COPENHAGEN (AFP-Jiji) — Scientists in Greenland announced last month they had found DNA dating back 2 million years — the oldest ever extracted — in sediment from the Ice Age, opening a new chapter in paleogenetics.

“We are breaking the barrier of what we thought we could reach in terms of genetic studies,” said Mikkel Winther Pedersen, coauthor of a new study published in science journal Nature.

“It was long thought that 1 million years was the boundary of DNA survival, but now we are twice as old” as that, Pedersen told AFP.
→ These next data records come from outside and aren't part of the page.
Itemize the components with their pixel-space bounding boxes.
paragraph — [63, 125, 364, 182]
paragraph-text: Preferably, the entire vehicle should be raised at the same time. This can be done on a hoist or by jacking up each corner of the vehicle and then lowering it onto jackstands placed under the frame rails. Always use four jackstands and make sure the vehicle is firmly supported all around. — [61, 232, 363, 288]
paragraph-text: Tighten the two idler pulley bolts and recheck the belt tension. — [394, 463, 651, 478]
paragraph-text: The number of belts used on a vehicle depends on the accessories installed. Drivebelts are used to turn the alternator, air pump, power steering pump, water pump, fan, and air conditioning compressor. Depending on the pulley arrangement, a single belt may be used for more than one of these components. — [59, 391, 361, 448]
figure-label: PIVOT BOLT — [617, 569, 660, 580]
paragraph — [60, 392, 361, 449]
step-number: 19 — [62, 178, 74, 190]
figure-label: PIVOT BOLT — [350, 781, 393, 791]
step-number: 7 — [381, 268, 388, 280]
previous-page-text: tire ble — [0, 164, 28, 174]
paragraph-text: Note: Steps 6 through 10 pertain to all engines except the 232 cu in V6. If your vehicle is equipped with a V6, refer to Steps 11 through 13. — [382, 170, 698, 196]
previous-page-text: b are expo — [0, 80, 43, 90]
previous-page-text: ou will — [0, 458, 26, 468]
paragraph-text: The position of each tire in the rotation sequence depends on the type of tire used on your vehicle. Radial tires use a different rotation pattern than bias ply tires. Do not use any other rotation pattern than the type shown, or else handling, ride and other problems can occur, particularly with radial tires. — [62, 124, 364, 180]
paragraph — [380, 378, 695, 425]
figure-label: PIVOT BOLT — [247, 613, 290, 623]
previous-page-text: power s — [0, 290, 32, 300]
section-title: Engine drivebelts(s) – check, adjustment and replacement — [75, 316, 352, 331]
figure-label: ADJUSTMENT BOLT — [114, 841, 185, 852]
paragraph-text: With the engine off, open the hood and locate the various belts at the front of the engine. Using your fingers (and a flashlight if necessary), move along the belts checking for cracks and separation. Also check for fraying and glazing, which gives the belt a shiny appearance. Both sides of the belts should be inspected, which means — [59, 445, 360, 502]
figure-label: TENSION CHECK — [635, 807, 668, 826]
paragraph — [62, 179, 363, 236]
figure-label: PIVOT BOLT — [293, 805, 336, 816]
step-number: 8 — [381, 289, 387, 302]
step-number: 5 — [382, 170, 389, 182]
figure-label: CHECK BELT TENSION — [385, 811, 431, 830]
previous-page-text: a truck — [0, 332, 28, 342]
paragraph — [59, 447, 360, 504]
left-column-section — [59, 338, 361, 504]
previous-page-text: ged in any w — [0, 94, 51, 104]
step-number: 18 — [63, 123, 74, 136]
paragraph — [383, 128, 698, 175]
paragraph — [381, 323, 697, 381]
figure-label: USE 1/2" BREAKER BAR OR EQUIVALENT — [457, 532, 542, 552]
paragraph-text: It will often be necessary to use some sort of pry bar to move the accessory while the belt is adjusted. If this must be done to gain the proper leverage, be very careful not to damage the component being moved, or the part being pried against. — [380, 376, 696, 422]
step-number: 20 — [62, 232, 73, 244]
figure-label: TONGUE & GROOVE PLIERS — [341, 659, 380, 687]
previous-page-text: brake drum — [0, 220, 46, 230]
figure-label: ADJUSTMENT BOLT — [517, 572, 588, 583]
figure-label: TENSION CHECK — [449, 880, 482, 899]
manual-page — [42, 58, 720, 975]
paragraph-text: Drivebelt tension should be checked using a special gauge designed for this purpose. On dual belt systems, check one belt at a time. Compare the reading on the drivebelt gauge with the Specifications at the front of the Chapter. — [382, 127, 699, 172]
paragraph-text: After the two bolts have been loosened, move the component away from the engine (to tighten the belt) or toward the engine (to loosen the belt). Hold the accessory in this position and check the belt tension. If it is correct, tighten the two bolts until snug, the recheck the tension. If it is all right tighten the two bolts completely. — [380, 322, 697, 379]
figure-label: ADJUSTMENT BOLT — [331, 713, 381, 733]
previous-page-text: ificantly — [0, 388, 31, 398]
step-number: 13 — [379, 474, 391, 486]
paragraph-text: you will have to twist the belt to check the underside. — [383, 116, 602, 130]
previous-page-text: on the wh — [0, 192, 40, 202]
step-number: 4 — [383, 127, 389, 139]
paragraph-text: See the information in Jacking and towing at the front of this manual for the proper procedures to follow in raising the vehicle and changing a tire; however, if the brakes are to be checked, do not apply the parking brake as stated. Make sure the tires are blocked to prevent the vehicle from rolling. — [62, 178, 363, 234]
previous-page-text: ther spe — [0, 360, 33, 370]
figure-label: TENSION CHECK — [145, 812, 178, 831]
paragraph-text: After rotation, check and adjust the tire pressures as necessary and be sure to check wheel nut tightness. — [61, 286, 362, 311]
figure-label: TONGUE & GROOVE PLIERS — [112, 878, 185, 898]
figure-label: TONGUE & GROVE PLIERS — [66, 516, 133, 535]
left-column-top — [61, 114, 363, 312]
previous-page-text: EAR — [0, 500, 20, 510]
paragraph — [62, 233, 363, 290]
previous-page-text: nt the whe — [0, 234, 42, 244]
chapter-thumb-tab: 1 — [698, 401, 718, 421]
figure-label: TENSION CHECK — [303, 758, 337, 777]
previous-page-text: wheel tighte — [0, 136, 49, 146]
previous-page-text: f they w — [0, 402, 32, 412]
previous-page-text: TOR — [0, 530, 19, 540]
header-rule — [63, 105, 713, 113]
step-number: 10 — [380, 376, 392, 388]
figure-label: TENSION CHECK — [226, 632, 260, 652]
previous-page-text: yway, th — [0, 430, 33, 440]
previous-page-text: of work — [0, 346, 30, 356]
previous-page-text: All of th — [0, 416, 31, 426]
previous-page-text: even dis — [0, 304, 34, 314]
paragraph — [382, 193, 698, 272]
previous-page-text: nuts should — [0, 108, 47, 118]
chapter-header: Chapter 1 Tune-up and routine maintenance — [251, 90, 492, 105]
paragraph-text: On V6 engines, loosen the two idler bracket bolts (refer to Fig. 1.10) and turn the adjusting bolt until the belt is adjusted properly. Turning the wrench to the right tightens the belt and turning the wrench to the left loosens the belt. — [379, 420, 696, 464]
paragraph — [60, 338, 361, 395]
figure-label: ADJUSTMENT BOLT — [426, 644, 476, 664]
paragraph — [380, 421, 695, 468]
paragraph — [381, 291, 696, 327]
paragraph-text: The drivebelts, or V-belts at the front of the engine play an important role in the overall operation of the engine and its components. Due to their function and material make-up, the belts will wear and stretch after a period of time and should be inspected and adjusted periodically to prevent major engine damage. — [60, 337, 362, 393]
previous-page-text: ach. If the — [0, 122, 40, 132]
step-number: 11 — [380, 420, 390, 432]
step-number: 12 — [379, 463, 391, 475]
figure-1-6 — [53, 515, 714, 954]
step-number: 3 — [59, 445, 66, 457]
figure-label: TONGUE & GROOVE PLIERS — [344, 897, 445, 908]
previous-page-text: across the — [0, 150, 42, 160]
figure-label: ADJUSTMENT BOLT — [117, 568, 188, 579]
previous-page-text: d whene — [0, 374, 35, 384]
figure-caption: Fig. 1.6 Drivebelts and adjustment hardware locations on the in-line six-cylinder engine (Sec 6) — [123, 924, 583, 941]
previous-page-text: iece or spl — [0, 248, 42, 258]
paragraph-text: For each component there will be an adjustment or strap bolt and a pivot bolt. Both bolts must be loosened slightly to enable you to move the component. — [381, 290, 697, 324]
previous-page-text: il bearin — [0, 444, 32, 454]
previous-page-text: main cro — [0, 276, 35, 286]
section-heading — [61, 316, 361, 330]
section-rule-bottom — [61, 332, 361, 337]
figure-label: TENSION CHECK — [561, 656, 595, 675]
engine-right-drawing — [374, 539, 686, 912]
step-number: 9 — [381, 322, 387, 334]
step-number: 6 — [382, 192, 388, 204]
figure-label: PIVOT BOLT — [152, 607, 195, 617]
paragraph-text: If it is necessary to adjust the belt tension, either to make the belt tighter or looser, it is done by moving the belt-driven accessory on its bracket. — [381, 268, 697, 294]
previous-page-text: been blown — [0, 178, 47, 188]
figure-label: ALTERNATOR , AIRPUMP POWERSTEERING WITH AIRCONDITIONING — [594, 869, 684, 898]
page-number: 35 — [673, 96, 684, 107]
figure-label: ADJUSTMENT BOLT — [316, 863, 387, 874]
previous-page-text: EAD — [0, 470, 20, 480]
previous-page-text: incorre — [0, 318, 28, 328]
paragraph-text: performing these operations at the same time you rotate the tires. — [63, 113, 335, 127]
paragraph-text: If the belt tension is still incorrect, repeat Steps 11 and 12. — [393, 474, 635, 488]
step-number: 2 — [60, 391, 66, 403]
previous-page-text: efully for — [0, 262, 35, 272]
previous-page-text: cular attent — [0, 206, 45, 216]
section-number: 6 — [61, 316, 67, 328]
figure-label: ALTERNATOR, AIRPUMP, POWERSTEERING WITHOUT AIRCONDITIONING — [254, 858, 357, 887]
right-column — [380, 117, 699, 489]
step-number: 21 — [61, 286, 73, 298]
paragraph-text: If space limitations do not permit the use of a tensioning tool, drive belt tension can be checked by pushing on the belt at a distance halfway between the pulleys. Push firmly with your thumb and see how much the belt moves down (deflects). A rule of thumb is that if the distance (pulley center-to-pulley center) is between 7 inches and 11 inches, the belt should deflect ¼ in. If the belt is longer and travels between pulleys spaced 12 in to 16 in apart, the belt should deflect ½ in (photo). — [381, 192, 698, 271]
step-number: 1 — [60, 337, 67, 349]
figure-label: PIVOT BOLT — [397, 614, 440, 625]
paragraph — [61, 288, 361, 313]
They found the DNA fragments in sediment from the northernmost part of Greenland known as Kap Copenhagen, said the University of Copenhagen lecturer.

The fragments “come from an environment that we do not see anywhere on Earth today,” he added. Frozen in a remote unpopulated area, the DNA had been very well preserved.

New technology enabled the scientists to determine that the 41 fragments were more than a million years older than the oldest known DNA, from a Siberian mammoth.

They had to first determine whether there was DNA hidden in the clay and quartz, then see whether it could be removed from the sediment to examine it.

The method used “provides a fundamental understanding of why minerals, or sediments, can preserve DNA,” said Karina Sand, who heads the geobiology team at the University of Copenhagen and who took part in the study.

“It’s a Pandora’s box we’re just about to open up,” she added.